UNIX was commonly (if not always) available with source code. The availability of the source code under license has meant that licensees could develop "customized" versions of UNIX, and those licensee's actions have given rise to a startling number of variants.

UNIX was designed as a small core called the kernel that is tailored to the computing hardware running the operating system, plus a host of limited functionality modules or utilities independent of the kernel. The modules and utilities rely upon kernel services to make use of the underlying machine. Though each utility does only one or a few things, the output of one utility can be "piped" to the input of another utility, forming a chain of inputs, utilities, and outputs to achieve the desired computing goal.

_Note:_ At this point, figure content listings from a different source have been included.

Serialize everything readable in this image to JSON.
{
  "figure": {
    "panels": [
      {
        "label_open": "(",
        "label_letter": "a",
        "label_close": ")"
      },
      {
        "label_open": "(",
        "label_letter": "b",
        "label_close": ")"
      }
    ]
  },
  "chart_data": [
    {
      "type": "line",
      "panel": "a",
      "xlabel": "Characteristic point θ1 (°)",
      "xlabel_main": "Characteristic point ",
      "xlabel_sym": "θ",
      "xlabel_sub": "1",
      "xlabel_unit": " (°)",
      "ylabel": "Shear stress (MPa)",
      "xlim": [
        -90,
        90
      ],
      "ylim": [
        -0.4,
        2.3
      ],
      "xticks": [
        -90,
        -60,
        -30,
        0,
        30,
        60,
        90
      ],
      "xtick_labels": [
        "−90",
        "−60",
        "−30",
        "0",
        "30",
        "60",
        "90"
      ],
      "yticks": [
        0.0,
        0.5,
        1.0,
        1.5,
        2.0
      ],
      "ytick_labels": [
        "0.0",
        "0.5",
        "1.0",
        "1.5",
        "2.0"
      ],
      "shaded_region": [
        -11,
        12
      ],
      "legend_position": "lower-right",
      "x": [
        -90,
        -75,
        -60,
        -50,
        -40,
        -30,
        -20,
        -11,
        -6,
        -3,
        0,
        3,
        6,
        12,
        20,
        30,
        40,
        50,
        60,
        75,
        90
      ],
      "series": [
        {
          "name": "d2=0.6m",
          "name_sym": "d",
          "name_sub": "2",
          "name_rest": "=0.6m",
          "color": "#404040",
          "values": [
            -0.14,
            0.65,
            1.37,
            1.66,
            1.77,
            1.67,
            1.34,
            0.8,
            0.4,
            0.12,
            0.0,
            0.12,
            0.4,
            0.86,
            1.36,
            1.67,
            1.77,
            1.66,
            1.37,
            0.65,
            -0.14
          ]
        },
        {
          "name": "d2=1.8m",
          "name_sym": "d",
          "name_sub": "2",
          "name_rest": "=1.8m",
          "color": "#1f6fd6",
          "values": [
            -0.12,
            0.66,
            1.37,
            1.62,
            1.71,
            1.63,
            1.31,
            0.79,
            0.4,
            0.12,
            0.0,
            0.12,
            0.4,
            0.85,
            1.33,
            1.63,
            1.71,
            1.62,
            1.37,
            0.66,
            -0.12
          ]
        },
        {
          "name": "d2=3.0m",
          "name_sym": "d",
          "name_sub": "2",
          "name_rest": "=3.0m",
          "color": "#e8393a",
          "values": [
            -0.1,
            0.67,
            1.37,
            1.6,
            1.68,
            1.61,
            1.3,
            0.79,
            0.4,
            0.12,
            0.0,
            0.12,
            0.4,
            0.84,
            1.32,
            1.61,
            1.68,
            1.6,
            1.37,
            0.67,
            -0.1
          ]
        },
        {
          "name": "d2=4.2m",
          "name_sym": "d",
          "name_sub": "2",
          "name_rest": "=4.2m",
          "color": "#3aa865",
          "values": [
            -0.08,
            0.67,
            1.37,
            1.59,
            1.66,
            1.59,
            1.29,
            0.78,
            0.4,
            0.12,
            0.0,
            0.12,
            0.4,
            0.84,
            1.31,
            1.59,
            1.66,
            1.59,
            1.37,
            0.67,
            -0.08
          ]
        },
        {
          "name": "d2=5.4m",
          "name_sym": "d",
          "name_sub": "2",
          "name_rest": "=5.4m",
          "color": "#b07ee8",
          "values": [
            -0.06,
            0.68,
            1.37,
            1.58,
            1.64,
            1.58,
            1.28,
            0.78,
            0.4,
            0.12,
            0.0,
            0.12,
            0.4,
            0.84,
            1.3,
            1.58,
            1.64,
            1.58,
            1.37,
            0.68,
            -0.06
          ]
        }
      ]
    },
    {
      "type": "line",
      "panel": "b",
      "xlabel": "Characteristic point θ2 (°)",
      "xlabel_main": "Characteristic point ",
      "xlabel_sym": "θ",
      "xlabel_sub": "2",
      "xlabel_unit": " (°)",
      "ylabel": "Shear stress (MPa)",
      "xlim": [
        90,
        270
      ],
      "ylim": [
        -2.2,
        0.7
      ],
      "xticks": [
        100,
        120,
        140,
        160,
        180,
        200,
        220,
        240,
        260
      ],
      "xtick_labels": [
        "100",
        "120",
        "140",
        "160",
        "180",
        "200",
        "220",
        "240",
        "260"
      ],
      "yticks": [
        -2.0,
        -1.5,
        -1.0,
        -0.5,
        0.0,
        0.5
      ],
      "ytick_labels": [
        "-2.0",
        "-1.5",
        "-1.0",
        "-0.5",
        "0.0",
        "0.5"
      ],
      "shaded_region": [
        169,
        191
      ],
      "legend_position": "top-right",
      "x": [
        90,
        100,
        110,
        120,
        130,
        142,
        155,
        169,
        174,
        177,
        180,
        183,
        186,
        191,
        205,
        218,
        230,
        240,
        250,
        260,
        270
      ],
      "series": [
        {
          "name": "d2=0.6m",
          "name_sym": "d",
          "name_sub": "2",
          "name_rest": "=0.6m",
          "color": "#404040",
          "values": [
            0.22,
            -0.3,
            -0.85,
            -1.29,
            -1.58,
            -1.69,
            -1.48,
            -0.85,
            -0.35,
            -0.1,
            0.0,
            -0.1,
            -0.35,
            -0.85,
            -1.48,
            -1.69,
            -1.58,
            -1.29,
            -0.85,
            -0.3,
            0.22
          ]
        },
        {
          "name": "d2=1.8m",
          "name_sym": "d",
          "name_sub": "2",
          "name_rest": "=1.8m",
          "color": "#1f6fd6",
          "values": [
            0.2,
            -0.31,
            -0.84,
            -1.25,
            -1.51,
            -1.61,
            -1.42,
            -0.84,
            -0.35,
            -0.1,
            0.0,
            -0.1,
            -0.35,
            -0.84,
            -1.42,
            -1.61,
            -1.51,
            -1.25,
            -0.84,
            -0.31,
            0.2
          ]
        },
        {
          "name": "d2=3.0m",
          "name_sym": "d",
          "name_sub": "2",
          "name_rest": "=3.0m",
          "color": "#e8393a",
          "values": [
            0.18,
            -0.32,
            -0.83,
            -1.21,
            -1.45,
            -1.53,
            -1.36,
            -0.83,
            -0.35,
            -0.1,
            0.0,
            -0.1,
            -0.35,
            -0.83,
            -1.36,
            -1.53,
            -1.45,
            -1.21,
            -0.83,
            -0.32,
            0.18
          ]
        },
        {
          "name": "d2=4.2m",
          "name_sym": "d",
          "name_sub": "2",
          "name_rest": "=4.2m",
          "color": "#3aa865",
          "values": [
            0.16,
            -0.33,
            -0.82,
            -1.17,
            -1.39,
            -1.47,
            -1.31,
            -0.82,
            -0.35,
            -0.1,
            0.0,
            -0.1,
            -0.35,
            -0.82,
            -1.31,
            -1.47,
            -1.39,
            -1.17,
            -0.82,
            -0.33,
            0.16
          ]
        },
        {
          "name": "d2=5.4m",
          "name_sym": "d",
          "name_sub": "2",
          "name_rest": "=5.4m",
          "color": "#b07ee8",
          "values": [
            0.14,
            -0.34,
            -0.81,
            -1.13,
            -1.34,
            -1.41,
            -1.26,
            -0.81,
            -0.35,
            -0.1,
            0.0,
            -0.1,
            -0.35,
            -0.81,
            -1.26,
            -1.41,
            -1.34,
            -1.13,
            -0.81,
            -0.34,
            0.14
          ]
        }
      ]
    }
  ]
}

For instance, if you kept an address book in a text file, and you were going to San Francisco next weekend, you might extract the phone numbers for your friends in that city from the address book with a chain like this one:

% cat contacts.txt | grep "San Fran" | awk '{print $1 " "$2}' | sort -n

Each of the vertical bar symbols represents a "pipe"; UNIX will interpret the pipe as a request to connect the output of the leading command as input to the trailing command. In this example, 'cat', 'grep', 'awk', and 'sort' are the commands. So the output of `cat contacts.txt` goes into the `grep "San Fran"` command, and the output of that goes into the `awk ...` command, and so forth. Each command performs a small part of the overall task, but the sum of their actions flexibility of this approach makes it very powerful. UNIX's componentized design extends beyond simple command line utilities. Even the largest applications are generally built as an loose aggregation of libraries and utilities, tied together with a graphical user interface or a simple text mode control.

By contrast, Microsoft Windows is an operating system that has steadily grown more centralized. Many functions of Windows are part of the "core" operating system; this fact was a point of contention in the latest Antitrust suit against the company - Microsoft asserted that even its web browser was part of the operating system.

By comparison, for those who remember DOS, the core of that O.S. was just six files, and only two of those correspond to a UNIX kernel.